In the Washington Post this weekend, Tom Jackman wrote about a legal threat to the use of cell phone records to provide evidence to a person’s location.
Cell phone records are often used in court to testify to a defendant— or others— being in the vicinity of a crime.
The location information is determined based on an analysis of the cell phone towers a phone “pings” off of. Generally, a person’s phone, if proved to be with them, can provide evidence of where a person is (but not their exact location).
Cellphone records are often used as evidence, relied upon to trace which cell tower was used to make or receive a call and then determine a caller’s whereabouts. But experts say that using a single tower to precisely locate where someone was at the time of a crime has severe limitations. And while defense lawyers are gradually recognizing the problems with such evidence, the FBI continues to rely heavily on the data in its investigations. The agency wants to expand its full-time team of 32 agents dedicated to the analysis of cell-site data, and it has trained more than 5,000 state and local police investigators in the basic methodology.
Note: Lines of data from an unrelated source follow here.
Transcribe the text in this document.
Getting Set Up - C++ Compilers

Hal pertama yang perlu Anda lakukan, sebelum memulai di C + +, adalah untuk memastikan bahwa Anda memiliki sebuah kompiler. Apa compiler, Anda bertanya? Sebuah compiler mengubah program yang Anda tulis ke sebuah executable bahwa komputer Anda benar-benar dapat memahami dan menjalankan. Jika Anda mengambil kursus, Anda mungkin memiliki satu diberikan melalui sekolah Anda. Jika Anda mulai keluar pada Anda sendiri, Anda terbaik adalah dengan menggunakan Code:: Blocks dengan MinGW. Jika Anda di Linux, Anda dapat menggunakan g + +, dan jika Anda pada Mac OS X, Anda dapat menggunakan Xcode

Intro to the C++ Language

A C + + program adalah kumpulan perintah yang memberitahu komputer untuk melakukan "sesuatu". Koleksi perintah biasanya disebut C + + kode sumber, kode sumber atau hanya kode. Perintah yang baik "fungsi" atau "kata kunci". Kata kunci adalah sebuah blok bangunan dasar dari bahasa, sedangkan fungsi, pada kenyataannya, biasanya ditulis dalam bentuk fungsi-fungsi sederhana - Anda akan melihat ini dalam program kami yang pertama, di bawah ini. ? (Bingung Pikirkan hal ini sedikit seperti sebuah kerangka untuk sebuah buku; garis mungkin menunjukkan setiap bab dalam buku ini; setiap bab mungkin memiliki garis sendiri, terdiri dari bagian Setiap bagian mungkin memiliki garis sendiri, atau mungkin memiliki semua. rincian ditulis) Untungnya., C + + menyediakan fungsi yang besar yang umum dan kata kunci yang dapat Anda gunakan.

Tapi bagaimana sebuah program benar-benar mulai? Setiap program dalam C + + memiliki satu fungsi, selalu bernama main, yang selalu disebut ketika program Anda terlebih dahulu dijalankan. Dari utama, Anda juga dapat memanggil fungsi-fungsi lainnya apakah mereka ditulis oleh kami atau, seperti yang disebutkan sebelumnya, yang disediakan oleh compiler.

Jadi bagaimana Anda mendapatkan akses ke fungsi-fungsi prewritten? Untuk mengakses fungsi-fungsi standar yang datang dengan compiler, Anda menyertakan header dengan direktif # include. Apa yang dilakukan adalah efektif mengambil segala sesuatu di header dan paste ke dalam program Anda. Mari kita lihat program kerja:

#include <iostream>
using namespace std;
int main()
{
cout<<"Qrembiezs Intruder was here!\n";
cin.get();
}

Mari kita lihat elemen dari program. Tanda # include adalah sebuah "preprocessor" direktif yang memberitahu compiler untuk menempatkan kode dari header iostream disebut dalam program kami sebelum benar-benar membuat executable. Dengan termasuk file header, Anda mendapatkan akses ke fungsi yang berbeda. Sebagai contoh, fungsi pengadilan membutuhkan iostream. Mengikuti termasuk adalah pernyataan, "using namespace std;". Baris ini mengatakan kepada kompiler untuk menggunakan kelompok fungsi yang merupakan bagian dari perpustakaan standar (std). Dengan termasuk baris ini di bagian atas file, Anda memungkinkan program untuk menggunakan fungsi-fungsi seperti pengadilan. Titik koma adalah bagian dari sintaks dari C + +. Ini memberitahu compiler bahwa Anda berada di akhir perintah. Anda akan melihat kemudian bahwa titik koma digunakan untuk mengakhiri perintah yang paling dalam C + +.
The conflict between the growing awareness of cell records’ limitations and the FBI’s desire to expand their use is increasingly forcing the nation’s judges to parse the technical evidence and determine if it’s being used fairly. In recent federal cases in Portland, Ore., and Chicago, judges have ruled that the analysis of cellphone records was not scientifically valid or reliable in locating people, in part because investigators have overstated its accuracy. In the hundreds of trials where judges have allowed the evidence, some defense lawyers have persuaded juries to acquit defendants of kidnapping and murder.